Dois argentinos, um princípio

por GONÇALO  ANTUNES DE BARROS – SAÍTO

Dois acontecimentos atuais nos chamam a atenção: a decisão da Suprema Corte argentina declarando a constitucionalidade da lei de mídia (leia-se Cristina Kirchner) e a punição imposta pelo Papa Francisco a Frans-Peter Tebartz-van Elst, um de seus bispos. São dois monopólios que se tenta combater, o primeiro, da comunicação, e o segundo, do episcopado infalível. O importante nisso tudo é a derrocada do princípio da infalibilidade, seja o da neutralidade da imprensa ou o da santidade episcopal.
Ao argumento da liberdade de expressão, levantou-se mundialmente a bandeira da sua infalibilidade, e seus erros deveriam ser combatidos caso a caso, nos tribunais. A história nos dá conta que nem sempre setores da imprensa estão bem intencionados. Só para exemplificar em passado recente, lembram-se da matéria montada pelo Jornal Nacional na antevéspera da eleição em que Collor sagrou-se vencedor do debate com Lula? Com oitenta por cento de audiência, o requisito da neutralidade foi para o espaço.

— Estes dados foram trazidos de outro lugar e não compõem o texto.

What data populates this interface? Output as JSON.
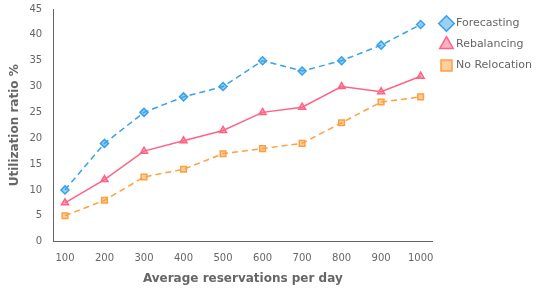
{
  "chart_data": {
    "type": "line",
    "x": [
      100,
      200,
      300,
      400,
      500,
      600,
      700,
      800,
      900,
      1000
    ],
    "series": [
      {
        "name": "Forecasting",
        "values": [
          10,
          19,
          25,
          28,
          30,
          35,
          33,
          35,
          38,
          42
        ],
        "marker": "diamond",
        "line_style": "dashed"
      },
      {
        "name": "Rebalancing",
        "values": [
          7.5,
          12,
          17.5,
          19.5,
          21.5,
          25,
          26,
          30,
          29,
          32
        ],
        "marker": "triangle",
        "line_style": "solid"
      },
      {
        "name": "No Relocation",
        "values": [
          5,
          8,
          12.5,
          14,
          17,
          18,
          19,
          23,
          27,
          28
        ],
        "marker": "square",
        "line_style": "dashed"
      }
    ],
    "xlabel": "Average reservations per day",
    "ylabel": "Utilization ratio %",
    "xlim": [
      70,
      1030
    ],
    "ylim": [
      0,
      45
    ],
    "xticks": [
      100,
      200,
      300,
      400,
      500,
      600,
      700,
      800,
      900,
      1000
    ],
    "yticks": [
      0,
      5,
      10,
      15,
      20,
      25,
      30,
      35,
      40,
      45
    ],
    "grid": false,
    "legend": "right"
  }
}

No passado, Carlos Lacerda, então político dos mais influentes, dirigiu-se a um subserviente Café Filho exigindo-lhe o fechamento da Última Hora, do não menos influente Samuel Wainer. Argumentou que o jornal representava tudo quanto havia combatido, e que sua eliminação levaria ao inevitável – à queda de Getúlio. Presente ao histórico episódio, mas não insólito nestas terras verdes e amarelas, o então ministro da justiça, Seabra Fagundes, obtemperou – mesmo que se suspeitasse de algum delito cometido pelo órgão de imprensa e seus dirigentes, a liturgia judicial deveria ser respeitada. Resultado, foi chamado de provinciano pelo alcaide carioca e, diante dos brados do general Juarez Távora – seus murros na mesa ficaram famosos – de que não se devia contrariar a Carlos Lacerda, pois teria dado seu sangue pelo país, a demissão lhe pareceu o caminho da indignação.

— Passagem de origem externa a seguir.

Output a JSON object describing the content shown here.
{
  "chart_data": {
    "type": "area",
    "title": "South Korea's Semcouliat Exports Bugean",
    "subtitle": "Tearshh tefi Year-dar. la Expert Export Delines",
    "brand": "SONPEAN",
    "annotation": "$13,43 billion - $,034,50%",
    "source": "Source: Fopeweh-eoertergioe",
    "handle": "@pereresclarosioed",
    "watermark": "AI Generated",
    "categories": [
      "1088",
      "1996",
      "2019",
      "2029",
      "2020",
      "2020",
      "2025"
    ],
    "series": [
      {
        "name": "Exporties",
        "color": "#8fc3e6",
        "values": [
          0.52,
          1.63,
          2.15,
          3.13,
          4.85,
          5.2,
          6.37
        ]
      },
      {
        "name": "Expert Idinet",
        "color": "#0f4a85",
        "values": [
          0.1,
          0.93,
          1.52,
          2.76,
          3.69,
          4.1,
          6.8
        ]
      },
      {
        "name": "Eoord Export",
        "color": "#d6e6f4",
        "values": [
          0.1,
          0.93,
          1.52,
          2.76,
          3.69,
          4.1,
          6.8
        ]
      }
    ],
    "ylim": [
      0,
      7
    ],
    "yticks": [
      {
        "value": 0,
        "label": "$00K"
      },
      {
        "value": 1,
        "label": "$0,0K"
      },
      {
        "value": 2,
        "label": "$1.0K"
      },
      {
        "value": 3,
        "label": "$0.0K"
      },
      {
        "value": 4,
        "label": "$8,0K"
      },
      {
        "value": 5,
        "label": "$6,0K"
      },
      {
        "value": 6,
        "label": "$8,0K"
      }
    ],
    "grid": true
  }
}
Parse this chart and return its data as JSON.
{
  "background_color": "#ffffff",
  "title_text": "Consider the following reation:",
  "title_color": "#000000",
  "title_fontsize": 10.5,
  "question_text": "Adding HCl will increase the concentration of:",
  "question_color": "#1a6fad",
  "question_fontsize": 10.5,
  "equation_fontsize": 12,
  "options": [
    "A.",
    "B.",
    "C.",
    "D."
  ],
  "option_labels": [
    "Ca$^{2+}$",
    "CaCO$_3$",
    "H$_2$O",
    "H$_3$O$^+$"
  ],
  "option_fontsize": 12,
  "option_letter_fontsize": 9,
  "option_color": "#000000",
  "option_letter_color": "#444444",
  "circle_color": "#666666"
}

O grupo Clarín se viu obrigado a desfazer de uma série de emissoras de rádio e de licenças de televisão após a aprovação pelo Congresso argentino, e capitaneada pela senhora Kirchner, da Lei de Mídia. Nesta, quatro polêmicos artigos, notadamente os artigos 41 e 161, adequam as licenças autorizadoras de canais de TV e rádio a patamares a se evitar concentração e monopólio. Pronto, guerra declarada. Pensa-se, inclusive, em recorrer a tribunais internacionais. O que parece ser normal pelos novos ventos democráticos, acima lembrados pelo citado jurista brasileiro há anos. A infalibilidade da imprensa e sua vocação para a neutralidade, de dogma, virou réu da Justiça.

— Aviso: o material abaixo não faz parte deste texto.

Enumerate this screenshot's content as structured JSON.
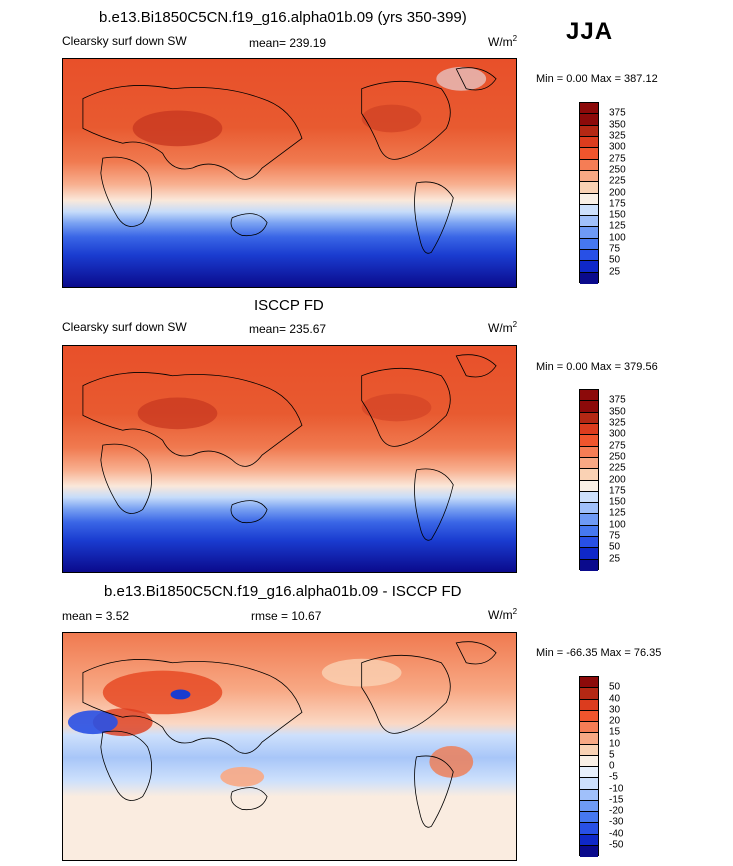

A punição imposta pelo Papa Francisco ao bispo Frans-Peter Tebartz-van Elst, da diocese de Limburgo, na Alemanha, que se notabilizou por construir um suntuoso complexo residencial no valor de 92 milhões de reais, simboliza que a batina é envergada por homens ainda em purificação, não sendo imunes a pecados, e sua autoridade vem das leis canônicas e não do absoluto que dantes se pensava.

Tomás de Aquino afirmou que o estado episcopal supõe uma vida perfeita. Se supuser, então deveria, mas nem sempre o é. Diria eu, somente no caso de Pedro se viu perfeição, e aqui penso com os olhos da fé, pois, ali houvera intervenção direta do Senhor, indagando se o amava mais que os outros antes de confiar-lhe o ofício pastoral. O próprio dogma do Papa infalível, analisado de forma objetiva e dialética, própria do ser racional, é motivo de reflexão teológica e filosófica para que se adeque, efetivamente, seu contorno e lugar. Sabemos que a infalibilidade papal é dogma da teologia católica e afirma que o Santo Pontífice, em comunhão com o Sagrado Magistério, quando delibera e define solenemente algo em matéria de fé ou moral (os costumes), ex cathedra, está sempre correto. Isto porque, na clarificação solene e definitiva destas matérias, goza ele de assistência sobrenatural do Espírito Santo, que o preserva de todo o erro.

Mas onde está a verdade? Esta, caros leitores, ninguém ousa procurar.

GONÇALO ANTUNES DE BARROS NETO – SAÍTO, é juiz de direito, membro das Academias de Magistrados e de Direito Constitucional de Mato Grosso, e escreve aos domingos em A Gazeta. E-mail: antunesdebarros@hotmail.com.

9 Comentários

Assinar feed dos Comentários

  1. - IP 200.17.60.247 - Responder

    Realmente as coisas tem mudado. A democracia deve ser um princípio global.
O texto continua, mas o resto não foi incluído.